O pior era que ela não sabia
fazer cenas. Achava até graça naquele homenzinho encurvado, magro, desanimado,
que tinha crescido sem jamais deixar de ser criança. No fundo o que ela tinha
era pena do marido. Aceitava a sua sina. Trabalhava para sustentar a casa,
pensando sempre no futuro de Gilberto. Era por isso que a Singer funcionava dia
e noite. Graças a Deus nunca lhe faltava trabalho.
Um dia Inocêncio fez uma
proposta:
— Escuta aqui, Margarida. Eu
podia te ajudar nas costuras…
— Minha Nossa! Será que tu
queres fazer casas ou pregar botões?
— Olha, mulher. (Como ele
estava engraçado, com sua cara de fuinha, procurando falar a sério!) Eu podia
cobrar as contas e fazer a tua escrita.
Ela desatou a rir. Mas a
verdade é que Inocêncio passou a ser o seu cobrador. No primeiro mês a cobrança
saiu direitinho. No segundo mês o homem relaxou… No terceiro, bebeu o dinheiro
da única conta que conseguira cobrar.
Mas D. Margarida esquece o
passado. Tão bonita a música que Gilberto está tocando agora… E como ele se
entusiasma! O cabelo lhe cai sobre a testa, os ombros dançam, as mãos dançam…

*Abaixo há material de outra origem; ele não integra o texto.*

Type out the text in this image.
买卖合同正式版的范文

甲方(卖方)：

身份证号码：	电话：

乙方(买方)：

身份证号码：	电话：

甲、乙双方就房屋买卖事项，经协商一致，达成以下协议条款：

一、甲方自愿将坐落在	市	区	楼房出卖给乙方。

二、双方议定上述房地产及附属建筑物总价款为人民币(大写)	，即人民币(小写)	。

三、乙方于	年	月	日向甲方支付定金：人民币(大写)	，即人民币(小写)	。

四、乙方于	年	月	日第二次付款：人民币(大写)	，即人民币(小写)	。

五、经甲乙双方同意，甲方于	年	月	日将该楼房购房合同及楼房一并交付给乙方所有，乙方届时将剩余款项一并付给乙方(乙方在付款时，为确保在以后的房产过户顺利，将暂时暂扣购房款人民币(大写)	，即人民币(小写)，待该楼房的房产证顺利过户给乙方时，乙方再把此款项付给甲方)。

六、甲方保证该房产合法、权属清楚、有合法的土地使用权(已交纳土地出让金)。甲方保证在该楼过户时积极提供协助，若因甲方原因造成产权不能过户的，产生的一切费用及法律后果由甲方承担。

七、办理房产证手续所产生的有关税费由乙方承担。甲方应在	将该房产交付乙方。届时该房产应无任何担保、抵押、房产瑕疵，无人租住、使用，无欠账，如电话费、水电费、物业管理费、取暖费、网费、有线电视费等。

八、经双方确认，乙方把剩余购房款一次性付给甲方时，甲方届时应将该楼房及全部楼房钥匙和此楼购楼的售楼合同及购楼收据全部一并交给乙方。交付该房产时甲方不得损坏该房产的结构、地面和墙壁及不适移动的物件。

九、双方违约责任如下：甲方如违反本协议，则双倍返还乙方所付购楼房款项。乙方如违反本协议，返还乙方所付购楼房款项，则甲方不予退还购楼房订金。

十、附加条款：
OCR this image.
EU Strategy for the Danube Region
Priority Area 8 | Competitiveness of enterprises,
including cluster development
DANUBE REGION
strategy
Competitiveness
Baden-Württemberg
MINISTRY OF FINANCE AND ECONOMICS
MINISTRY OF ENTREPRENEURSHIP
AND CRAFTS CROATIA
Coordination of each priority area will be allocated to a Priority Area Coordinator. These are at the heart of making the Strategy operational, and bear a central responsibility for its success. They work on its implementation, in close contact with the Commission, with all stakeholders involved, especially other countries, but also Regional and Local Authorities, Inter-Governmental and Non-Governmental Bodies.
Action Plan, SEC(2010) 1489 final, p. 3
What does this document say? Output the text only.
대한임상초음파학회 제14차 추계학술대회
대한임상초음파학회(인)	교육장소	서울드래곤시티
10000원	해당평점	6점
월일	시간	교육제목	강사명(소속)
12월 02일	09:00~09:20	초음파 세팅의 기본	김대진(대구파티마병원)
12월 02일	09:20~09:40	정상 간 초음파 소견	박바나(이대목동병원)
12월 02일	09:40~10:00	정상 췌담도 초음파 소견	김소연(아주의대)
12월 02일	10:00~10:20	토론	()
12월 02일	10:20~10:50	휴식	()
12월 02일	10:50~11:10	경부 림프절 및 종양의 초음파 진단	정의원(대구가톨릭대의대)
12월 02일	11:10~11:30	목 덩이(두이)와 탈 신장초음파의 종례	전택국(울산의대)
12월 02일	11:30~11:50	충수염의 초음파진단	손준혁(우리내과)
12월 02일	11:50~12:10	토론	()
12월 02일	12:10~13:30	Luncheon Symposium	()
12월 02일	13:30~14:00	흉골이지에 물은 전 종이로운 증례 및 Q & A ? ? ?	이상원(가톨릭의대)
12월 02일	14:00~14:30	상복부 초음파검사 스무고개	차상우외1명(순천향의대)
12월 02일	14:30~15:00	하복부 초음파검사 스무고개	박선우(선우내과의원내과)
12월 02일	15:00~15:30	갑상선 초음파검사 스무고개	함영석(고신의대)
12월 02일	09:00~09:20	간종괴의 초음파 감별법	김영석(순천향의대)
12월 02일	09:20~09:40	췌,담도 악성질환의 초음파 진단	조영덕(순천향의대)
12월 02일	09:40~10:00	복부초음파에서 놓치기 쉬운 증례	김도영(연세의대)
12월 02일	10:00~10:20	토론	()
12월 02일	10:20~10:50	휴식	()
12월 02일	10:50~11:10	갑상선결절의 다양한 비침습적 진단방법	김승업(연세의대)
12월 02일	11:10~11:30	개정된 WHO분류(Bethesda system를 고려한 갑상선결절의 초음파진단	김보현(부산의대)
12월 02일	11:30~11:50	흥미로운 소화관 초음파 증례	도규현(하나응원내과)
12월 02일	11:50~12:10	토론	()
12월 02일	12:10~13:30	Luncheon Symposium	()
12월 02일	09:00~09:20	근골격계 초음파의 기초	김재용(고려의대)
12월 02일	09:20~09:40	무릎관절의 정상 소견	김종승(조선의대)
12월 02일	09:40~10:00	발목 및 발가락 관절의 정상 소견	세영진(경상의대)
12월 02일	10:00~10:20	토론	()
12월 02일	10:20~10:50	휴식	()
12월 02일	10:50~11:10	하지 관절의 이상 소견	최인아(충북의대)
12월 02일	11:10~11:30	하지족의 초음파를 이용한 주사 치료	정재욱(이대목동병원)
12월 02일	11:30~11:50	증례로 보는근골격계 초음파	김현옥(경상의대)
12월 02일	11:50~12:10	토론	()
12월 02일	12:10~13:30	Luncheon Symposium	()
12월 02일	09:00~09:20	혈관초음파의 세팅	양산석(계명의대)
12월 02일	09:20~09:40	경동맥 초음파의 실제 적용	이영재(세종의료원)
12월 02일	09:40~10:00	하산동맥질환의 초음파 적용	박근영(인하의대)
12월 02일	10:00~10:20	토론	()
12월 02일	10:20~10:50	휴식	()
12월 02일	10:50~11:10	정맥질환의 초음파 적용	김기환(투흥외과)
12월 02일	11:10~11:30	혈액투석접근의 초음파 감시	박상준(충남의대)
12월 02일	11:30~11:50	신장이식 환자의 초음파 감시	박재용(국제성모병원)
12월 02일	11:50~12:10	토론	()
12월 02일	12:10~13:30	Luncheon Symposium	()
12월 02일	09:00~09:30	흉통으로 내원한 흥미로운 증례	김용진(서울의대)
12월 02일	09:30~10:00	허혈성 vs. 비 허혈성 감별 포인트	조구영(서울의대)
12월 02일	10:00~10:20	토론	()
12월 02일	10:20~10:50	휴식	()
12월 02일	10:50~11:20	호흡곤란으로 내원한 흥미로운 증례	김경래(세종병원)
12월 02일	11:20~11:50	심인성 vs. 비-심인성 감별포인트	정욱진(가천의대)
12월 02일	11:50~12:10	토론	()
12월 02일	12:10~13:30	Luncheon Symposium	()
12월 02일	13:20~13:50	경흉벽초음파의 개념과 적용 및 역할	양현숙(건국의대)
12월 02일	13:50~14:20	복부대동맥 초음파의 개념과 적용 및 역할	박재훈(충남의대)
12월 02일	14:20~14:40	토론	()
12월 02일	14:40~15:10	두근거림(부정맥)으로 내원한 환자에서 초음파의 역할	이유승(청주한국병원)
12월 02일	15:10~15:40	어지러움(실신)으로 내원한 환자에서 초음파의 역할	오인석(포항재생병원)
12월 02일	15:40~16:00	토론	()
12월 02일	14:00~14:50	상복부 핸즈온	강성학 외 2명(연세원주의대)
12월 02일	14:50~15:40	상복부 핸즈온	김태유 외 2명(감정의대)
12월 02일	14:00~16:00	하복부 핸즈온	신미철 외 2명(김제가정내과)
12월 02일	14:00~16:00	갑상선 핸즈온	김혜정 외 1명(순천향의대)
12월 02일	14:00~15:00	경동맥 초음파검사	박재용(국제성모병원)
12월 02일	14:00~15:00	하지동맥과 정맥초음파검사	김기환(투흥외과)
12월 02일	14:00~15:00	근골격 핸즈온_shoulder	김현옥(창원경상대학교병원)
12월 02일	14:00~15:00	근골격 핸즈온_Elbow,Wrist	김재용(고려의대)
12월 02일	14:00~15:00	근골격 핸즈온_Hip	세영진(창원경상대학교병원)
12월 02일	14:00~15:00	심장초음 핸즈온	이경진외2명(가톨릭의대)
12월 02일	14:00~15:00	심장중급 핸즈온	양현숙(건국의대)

Quem diria que aquele moço ali, pianista famoso, que recebe os aplausos de toda
esta gente, doutores, oficiais, capitalistas, políticos… o diabo! — é o mesmo
menino da rua da Olaria que andava descalço brincando na água da sarjeta,
correndo atrás da banda de música da Brigada Militar…
De novo a luz. As palmas.
Gilberto levanta os olhos para o camarote da mãe e lhe faz um sinal breve com a
mão, ao passo que seu sorriso se alarga, ganhando um brilho particular. D.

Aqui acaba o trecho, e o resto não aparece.